Yeah, I guess there’s two angles on this. There’s the why is it interesting to me at sort of a high level, and then there’s the why do I think Go is a great match at a technical level.
I’ll start with the first, I guess. I was really doing microservicey type stuff for quite a long time; of course, it didn’t have that name until very recently. I really only dove into what we commonly know as microservice workloads today, when I was at Soundcloud, and we kind of made an executive decision – or at least an engineering department decision – that this was probably gonna be the future and we should probably invest some resources into building out an architecture that worked in this manner. At the beginning I think I was the first team that was using our internal platform and kind of the prototype customer, but I was really excited to try it out, because it got at something that I couldn’t quite put the word at the time, but which I really have thought a lot about, and I think I can describe it properly, now that I’m a few years removed. And that is this experience I had in previous companies where it would be my first day or my first week on the job, and I would join a team, and there would be this existing codebase that to my eyes was just massive, and full of dark corners and unexpected interactions, and a lot of legacy… Not necessarily croft, but just legacy knowledge baked into it.

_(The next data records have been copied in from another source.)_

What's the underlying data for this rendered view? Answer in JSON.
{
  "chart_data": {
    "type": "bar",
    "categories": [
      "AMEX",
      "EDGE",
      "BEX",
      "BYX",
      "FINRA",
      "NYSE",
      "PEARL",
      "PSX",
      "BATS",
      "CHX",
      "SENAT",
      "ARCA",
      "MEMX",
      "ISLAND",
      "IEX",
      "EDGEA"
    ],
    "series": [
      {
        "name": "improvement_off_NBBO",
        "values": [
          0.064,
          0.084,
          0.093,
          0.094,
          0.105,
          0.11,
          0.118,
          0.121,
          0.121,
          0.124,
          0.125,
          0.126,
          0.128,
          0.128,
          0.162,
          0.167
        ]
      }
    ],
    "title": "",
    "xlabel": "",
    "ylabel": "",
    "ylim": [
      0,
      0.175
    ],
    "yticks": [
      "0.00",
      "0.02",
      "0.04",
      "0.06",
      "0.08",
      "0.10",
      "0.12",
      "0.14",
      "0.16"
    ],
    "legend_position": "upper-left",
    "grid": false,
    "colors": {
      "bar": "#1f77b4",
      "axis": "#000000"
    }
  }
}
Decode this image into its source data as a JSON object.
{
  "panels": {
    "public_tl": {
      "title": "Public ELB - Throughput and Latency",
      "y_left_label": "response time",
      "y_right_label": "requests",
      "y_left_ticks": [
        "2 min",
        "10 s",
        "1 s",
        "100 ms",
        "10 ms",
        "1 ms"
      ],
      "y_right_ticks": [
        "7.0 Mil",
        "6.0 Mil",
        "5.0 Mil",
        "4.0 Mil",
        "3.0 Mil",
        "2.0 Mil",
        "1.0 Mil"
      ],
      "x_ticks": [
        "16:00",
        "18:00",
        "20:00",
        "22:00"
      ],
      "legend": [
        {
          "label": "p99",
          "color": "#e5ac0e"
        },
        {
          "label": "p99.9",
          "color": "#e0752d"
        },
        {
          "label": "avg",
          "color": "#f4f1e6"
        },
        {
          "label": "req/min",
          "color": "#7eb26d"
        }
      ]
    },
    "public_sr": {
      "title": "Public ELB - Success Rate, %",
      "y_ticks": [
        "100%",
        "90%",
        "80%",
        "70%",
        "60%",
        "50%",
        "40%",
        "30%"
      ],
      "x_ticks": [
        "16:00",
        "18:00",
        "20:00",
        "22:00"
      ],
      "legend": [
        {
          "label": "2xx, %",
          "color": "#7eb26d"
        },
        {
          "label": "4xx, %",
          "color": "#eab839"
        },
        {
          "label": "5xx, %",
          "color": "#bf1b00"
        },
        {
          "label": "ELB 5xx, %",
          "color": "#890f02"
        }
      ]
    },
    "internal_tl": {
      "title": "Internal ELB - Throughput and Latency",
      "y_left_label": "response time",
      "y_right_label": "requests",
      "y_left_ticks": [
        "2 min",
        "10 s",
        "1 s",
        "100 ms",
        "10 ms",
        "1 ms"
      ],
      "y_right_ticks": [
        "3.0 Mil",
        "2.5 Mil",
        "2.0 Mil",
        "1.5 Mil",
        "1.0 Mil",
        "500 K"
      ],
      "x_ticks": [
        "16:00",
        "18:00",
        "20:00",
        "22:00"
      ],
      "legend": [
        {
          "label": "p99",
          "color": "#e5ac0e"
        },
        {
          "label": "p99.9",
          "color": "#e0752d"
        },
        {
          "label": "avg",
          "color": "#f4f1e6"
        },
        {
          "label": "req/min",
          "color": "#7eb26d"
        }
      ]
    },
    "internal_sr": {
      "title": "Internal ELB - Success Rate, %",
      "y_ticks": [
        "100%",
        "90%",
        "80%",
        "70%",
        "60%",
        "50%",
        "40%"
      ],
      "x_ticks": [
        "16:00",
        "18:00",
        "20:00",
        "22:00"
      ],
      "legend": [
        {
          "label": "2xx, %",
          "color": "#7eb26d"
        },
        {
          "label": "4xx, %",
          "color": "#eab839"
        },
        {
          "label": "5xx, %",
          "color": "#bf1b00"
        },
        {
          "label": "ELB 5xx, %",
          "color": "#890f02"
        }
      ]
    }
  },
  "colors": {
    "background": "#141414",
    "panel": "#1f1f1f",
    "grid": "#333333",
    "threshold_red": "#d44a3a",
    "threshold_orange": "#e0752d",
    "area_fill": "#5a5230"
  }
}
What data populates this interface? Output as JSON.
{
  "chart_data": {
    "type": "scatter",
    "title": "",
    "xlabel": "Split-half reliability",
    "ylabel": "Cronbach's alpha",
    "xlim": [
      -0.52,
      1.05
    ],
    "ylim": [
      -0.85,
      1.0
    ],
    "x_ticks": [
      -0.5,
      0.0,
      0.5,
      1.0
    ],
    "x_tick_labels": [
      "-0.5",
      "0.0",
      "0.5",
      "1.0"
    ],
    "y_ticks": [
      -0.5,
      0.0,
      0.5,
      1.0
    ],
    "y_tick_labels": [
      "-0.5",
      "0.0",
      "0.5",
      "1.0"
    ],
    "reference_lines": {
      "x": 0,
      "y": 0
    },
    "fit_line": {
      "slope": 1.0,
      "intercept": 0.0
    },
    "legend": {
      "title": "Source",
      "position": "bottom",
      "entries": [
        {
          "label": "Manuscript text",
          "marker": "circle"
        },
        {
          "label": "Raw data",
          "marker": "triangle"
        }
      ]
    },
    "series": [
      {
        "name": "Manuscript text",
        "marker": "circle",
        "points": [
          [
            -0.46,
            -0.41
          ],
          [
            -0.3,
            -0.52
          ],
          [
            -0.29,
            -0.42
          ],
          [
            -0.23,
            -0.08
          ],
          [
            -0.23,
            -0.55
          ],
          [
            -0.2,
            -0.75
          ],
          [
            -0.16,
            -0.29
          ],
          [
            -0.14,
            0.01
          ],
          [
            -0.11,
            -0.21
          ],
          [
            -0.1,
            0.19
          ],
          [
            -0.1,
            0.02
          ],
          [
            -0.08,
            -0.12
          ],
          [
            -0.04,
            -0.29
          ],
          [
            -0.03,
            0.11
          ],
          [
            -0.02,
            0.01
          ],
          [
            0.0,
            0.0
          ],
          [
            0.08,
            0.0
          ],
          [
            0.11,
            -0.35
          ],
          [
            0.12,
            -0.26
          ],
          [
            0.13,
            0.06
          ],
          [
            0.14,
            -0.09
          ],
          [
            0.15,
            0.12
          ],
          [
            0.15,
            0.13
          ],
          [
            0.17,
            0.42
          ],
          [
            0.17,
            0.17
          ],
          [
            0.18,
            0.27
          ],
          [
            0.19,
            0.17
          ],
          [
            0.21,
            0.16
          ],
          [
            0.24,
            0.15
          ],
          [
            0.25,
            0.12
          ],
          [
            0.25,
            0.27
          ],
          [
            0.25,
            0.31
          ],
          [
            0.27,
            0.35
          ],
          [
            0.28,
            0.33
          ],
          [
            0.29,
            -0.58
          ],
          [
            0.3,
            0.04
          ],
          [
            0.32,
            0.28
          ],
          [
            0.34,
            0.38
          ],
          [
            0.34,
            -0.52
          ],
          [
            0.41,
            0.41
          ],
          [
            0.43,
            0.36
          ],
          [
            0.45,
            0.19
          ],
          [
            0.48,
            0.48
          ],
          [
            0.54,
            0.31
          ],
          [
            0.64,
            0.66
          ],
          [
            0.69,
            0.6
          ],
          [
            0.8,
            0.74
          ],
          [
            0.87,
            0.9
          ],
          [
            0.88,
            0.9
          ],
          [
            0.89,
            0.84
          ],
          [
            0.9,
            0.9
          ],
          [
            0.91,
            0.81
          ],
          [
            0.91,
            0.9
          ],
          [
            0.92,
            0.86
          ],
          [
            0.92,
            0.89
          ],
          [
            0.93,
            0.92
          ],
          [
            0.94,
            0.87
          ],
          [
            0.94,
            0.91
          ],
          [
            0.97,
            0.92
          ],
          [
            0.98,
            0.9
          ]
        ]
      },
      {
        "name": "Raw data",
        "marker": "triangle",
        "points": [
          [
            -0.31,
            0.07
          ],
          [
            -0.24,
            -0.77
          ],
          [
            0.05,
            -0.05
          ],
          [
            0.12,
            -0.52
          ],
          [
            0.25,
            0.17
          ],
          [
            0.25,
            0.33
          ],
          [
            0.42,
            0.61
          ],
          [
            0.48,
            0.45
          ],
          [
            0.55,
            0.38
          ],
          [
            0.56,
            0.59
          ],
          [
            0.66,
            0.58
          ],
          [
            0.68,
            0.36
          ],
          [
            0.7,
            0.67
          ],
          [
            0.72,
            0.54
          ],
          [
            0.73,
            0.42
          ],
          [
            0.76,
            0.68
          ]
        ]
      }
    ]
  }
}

And the only way to become comfortable in that environment was to put in a whole lot of grunt work that you couldn’t really rush and you couldn’t really optimize.
You had to read the code, but that was never enough; you had to go and ask people why things were the way that they were, and sort of probe them with intelligent questions about, “Well, did you consider this alternative? Oh, okay, you did and didn’t work out for these reasons… What implications does that have on this other part of the system?” So for me it was always a multi-month process to get my head around a new system, and what I sort of discovered with microservices was that this cost was dramatically reduced when the size of an individual codebase with well-defined boundaries was much smaller. In my workshops I say one good definition of a microservice is “Code that you can keep in your head”, and I think that’s a really great way to delineate a boundary for this sort of thing. [00:16:03.13] It’s code that you can totally keep in your layer two cache, in your brain, or whatever, and that implies that you can pretty well describe it with a single sheet of paper and 15 minutes to a co-worker. And maybe there are a couple of edge cases and dark corners in there, but it’s not the sort of stuff you need to dedicate half a year to figuring out. And if this is true, if this is how your organization’s built, like a loose constellation of these sorts of codebases, then it’s much easier to move between them, to understand them, to understand the interaction points – at least for me, at least for the way I model software. And in turn, it gives you a lot more confidence – when you join a new team or you start a new project or you take over an existing project – to refactor it perhaps, if the requirements change, or to make changes and maintain it, and have confidence that you’re doing that in the right way.
That’s sort of the soft side, it’s why I love microservices. They make me confident again, and they give me a certain amount of happiness that I lost when I was working on gigantic years-old legacy monoliths or huge projects like that. That was a lot of talk, I’m sorry for taking the floor.